De Quincey considérait aussi l’assassinat comme partie intégrante des Beaux Arts, et l’on se surprend à faire des esquisses qui sur son patron, qui sur un collègue qui à la première minute où l’on perd sa vigilance  se lancera dans un soliloque sur sa vie intra-utérine ou sur les résultats du PSG qui vous fera considérer l’incrustation de photocopieur dans les mâchoires comme une autre occasion de réjouissance esthétique. Même les cigarettes et le café qu’on s’accorde lors de nos maigres pauses semblent sans saveur. On nous force à fumer dehors par -15 degrés pour qu’on attrape une pneumonie ou un cancer plutôt que de mourir d’ennui ou de dépression carcérale. Là, devant la porte de l’entreprise, la route chante une douce mélopée, elle nous séduit et nous attise, elle nous invite à plaquer la fiche de paie et elle brûle de se frotter à nos semelles en ronronnant comme la chatte en chaleur qui se contorsionne en répandant ses phéromones. On se dit qu’Ulysse n’a vraiment eu aucun mérite à résister aux sirènes; les filles d’Achéloos et de Calliope ne pouvaient être plus cruelles que Pôle Emploi.
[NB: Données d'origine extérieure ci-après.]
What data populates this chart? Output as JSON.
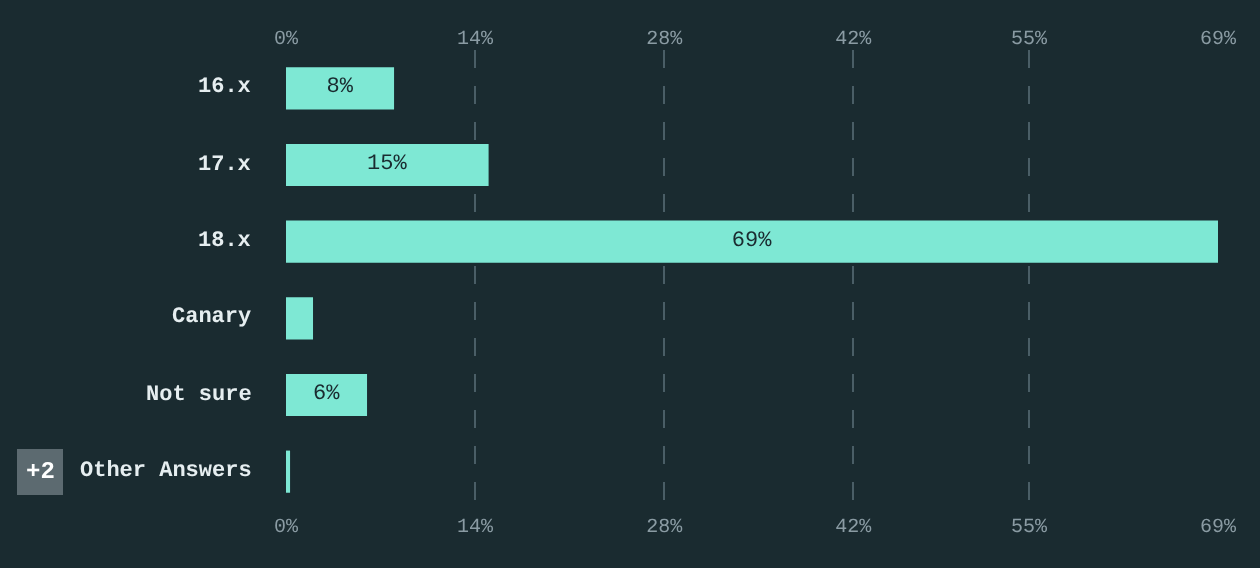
{
  "chart_data": {
    "type": "bar",
    "orientation": "horizontal",
    "categories": [
      "16.x",
      "17.x",
      "18.x",
      "Canary",
      "Not sure",
      "Other Answers"
    ],
    "values": [
      8,
      15,
      69,
      2,
      6,
      0.3
    ],
    "value_labels": [
      "8%",
      "15%",
      "69%",
      null,
      "6%",
      null
    ],
    "color": "#7ee8d4",
    "xlim": [
      0,
      69
    ],
    "xticks": [
      {
        "value": 0,
        "label": "0%"
      },
      {
        "value": 14,
        "label": "14%"
      },
      {
        "value": 28,
        "label": "28%"
      },
      {
        "value": 42,
        "label": "42%"
      },
      {
        "value": 55,
        "label": "55%"
      },
      {
        "value": 69,
        "label": "69%"
      }
    ],
    "x2lim": [
      0,
      69
    ],
    "x2ticks": [
      {
        "value": 0,
        "label": "0%"
      },
      {
        "value": 14,
        "label": "14%"
      },
      {
        "value": 28,
        "label": "28%"
      },
      {
        "value": 42,
        "label": "42%"
      },
      {
        "value": 55,
        "label": "55%"
      },
      {
        "value": 69,
        "label": "69%"
      }
    ],
    "grid": "x",
    "legend": false,
    "annotations": [
      "+2"
    ]
  }
}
Mais on regagne son bureau ou son chantier, en pensant à ses félins qui goûtent fort peu les croquettes des Restos du Coeur et encore moins leur musique. On maudit le con qui a eu l’idée saugrenue de nous sortir de l’état sauvage, on pense à Claude Guéant et on voue aux gémonies une civilisation qui force ses membres à s’user la santé et la vie au travail, ou pire à la recherche de travail. Et les salauds qui ont inventé ce système étaient vicieux: si tu préfères dormir dans les bois plutôt que de pointer quotidiennement, tu seras un clandestin, un braconnier, une sous-espèce improductive et sans valeur, tu crèveras de froid ou de faim encore plus vite que si ta boîte te licencie, tu seras un rebut de cette civilisation qui veut l’asservissement en lui mettant un masque de liberté. Arbeit macht frei, le slogan infâme qui ornait l’entrée du camp d’Auschwitz, c’est toujours d’actualité, dans un monde qui t’offre autant de liberté que tu peux t’en acheter (à condition que tu te vendes bien)

Le dimanche soir, on trouve que tous les combats sont vains. On se met en peine d’écrire une chronique caustique, vivante et dionysiaque, avec plein de jolis mots et des références à des auteurs prestigieux, en espérant piquer la curiosité de lecteurs avides de découvertes. On se permet même de se payer la fiole de Wes Craven et de l’impérissable héros de la guerre de Troie, parce qu’on rigole mieux des méchants au chaud chez soi, le ventre plein grâce à nos esclavagistes. A Damas, à Téhéran ou à Athènes on a moins envie de se gondoler, et je pense qu’on lit fort peu notre webzine, parce que la vie n’y vaut même plus un SMIC.

Appelons donc ce moment de tristesse dominicale le complexe de Spartacus.